Ursula von der Leyen, President of the European Commission, said: “It is now twenty years that we, European people, can carry Europe in our pockets. The euro is not just one of the most powerful currencies in the world. It is, first and foremost, a symbol of European unity. <…> The euro is also the currency of the future, and in the coming years it will become a digital currency too. The euro also reflects our values. The world we want to live in. It is the global currency for sustainable investments. We can all be proud of that.”
Facts about the euro
2nd most important currency in the world
The proportion of international payments made in euros and US dollars is roughly equal and the euro is the world’s second favourite currency for borrowing, lending and central bank reserves. Over half of global green bond issuance is denominated in euro.
340 million Europeans
The euro is shared by over 340 million Europeans. Sixty countries and territories, representing 175 million people, have pegged their own currencies to the euro either directly or indirectly.
27.4 billion banknotes
In August 2021, there were 27.4 billion euro banknotes in circulation with a value of about €1.5 trillion.
€50 note most used
The 50 euro note is the most widely used in the euro area, with more than 13 billion banknotes in circulation.
140 billion coins
There are almost 140 billion coins in circulation, with a total value of over €31 billion.
Did you know?
The euro symbol – € – was inspired by the Greek letter epsilon (Є), a reference to the cradle of European civilisation.
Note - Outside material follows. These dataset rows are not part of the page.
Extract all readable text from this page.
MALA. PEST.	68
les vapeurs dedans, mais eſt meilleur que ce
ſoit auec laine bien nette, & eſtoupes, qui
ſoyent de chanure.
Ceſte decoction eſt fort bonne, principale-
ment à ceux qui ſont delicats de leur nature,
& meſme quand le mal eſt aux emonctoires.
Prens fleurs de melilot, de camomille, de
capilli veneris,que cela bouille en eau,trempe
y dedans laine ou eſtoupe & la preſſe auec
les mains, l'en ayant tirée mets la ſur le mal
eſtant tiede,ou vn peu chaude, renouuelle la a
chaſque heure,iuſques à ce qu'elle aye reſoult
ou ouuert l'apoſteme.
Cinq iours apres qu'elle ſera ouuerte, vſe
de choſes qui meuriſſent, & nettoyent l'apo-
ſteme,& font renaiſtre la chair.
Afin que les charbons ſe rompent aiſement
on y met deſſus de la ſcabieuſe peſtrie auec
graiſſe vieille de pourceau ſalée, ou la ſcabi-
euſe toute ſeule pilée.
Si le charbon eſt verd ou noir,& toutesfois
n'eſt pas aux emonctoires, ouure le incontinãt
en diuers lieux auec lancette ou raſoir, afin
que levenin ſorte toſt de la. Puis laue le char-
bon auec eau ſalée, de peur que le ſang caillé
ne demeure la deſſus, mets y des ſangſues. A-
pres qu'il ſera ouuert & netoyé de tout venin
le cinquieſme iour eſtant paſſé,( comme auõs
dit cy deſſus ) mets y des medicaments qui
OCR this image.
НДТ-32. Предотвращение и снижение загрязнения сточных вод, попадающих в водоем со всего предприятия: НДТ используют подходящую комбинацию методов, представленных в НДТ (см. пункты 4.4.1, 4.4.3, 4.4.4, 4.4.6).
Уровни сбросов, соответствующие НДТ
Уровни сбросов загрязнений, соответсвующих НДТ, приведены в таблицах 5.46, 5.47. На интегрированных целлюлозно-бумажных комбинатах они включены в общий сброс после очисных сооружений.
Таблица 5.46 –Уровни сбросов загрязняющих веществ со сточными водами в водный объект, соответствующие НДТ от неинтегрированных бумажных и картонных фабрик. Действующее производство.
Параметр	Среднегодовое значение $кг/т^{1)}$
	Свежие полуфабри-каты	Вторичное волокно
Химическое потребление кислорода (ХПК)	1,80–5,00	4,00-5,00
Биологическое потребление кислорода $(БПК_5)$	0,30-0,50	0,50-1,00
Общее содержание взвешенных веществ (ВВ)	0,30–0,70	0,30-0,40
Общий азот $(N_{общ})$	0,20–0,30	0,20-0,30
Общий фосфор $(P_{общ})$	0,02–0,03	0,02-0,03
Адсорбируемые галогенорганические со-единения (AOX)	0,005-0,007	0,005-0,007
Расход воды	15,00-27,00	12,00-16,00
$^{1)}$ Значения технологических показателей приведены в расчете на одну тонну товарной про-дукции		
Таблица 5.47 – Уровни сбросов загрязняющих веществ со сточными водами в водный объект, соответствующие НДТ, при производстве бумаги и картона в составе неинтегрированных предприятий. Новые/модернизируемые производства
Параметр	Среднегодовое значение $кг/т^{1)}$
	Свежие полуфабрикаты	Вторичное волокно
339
It also stands for the first letter of the word ‘Europe’ in the Latin alphabet, while the two parallel lines running through the symbol signify stability.
The design of the euro banknotes is based on the different architectural styles that have emerged throughout Europe’s history and have marked its culture. On the front of the banknotes, windows and doorways symbolise the European spirit of openness and cooperation. On the back, bridges symbolise communication between the people of Europe and between Europe and the rest of the world.
The styles shown are:
- €5: Classical
- €10: Romanesque
- €20: Gothic
- €50: Renaissance
- €100: Baroque and rococo
- €200: 19th century iron and glass architecture
The euro coins have a common side and a national side. The national sides indicate the issuing country, whereas the common sides show images of the European Union or of Europe and symbolise the unity of the EU.
“Euro” in Cyrillic
On banknotes of the Europa series, the name of the currency has been written in the Cyrillic alphabet (EBPO) since Bulgaria joined the European Union in 2007, in addition to the Latin (EURO) and Greek (EYPΩ) alphabets.
Key milestones of a long journey to the euro
The euro has come a long way from the early discussions on an Economic and Monetary Union in the late 1960s.
Europe's leaders set up a high-level group led by Pierre Werner, the Luxembourg Prime Minister at the time, to report on how an Economic and Monetary Union (EMU) could be achieved within 10 years. The resulting report is issued in October 1970.
Specific steps towards a single currency were first approached in 1988 by the Delors Committee: ‘one market, one money’.
The Maastricht Treaty marked a decisive moment in the move towards the euro, as political leaders signed on the criteria that Member States had to meet to adopt the single currency.
1994 – 1998
The European Monetary Institute (EMI) started its preparatory work in Frankfurt for the European Central Bank (ECB) to assume its responsibility for monetary policy in the euro area. As a result, on 1 June 1998, the ECB became operational.
The euro was launched in 11 Member States as an accounting currency on financial markets and used for electronic payments.
2002 and onwards
It was finally on 1 January 2002 when Austria, Belgium, Finland, France, Germany, Greece, Ireland, Italy, Luxembourg, the Netherlands, Portugal and Spain swapped their national notes and coins for euros. Slovenia joined the euro area in 2007, followed by Cyprus and Malta (2008), Slovakia (2009), Estonia (2011), Latvia (2014) and Lithuania (2015). Currently, Croatia is taking the preparatory steps to join the euro area, which it plans to do on 1 January 2023, provided it fulfils all the convergence criteria.
Exploring a digital euro
As it celebrates this 20th anniversary, the EU continues the work to strengthen the international role of the euro and adapt it to new challenges, including the rapid digitalisation of the economy and the development of virtual currencies.
The Commission and the ECB are currently investigating whether to create a digital euro. A digital form of central bank money would offer greater choice to consumers and businesses. Given its potential as an innovative and safe means of payment, a digital euro could support the EU’s digital transition with possibly new financial services and also increase the international role of the euro.